Orlando today met children during a visit to a refugee and migrant reception centre near Gevgelija in the former Yugoslav Republic of Macedonia, at the border with Greece. He listened to stories of their perilous journeys, their concerns and hopes for the future. Many of them have escaped violence in Syria, Afghanistan and Iraq.
"These children have travelled through one of the deadliest refugee and migrant routes in the world. I talked to children who endured terrifying journeys, often in extreme weather conditions and for many, walking in the only shoes and clothes they have. They are being shuttled from one authority to another, crossing numerous borders, uncertain of the risks ahead. If they arrive safely at their final destination, they still fear an uncertain future. We need to protect and support them," Bloom said.
Tarek, 17, from Syria was among the many children and young people Orlando met. He spoke about the terror of the boat trip from Turkey to Greece and about the pain of leaving his entire family in Damascus. Like many unaccompanied minors on the move in Europe, he is traveling with another Syrian family he met after saving their ten year old daughter Yaraman from drowning during the perilous journey. While Tarek praised the humanity of the support staff at the child friendly space to Bloom, he also expressed his deep distress and despair of not knowing what the future holds for him.
“Europe is facing one of its greatest crises in recent times as people are fleeing the areas of conflicts which are left unresolved. We must provide services in countries where children are on the move, and in countries of origin and destination, for play, healthcare and protection. We must put children’s best interests at the heart of our action and ensure families are kept together throughout their journey. We cannot fail these children,” said Rajae Msefer Berrada, Deputy Representative for UNICEF in the former Yugoslav Republic of Macedonia.
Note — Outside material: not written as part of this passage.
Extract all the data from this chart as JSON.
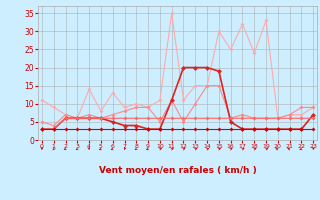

Earlier scenes of chaos at the border have now greatly improved. However, a large number of people, including children and women, are not being registered at the border. This raises concerns that those who need help may not have access to the services that they need. At the reception centre near Gevgelija, children now have access to a safe place to rest, play and receive food and water, warm clothes, sanitation and the hygiene and protection services that they need through UNICEF-supported services.
Nearly 100,000 people – with one third women and children – have been registered at the border at Gevgelija since June this year. As the crisis continues to grow, UNICEF estimates that as many as 320,000 women and children fleeing to Europe could be in need to assistance over the next six months.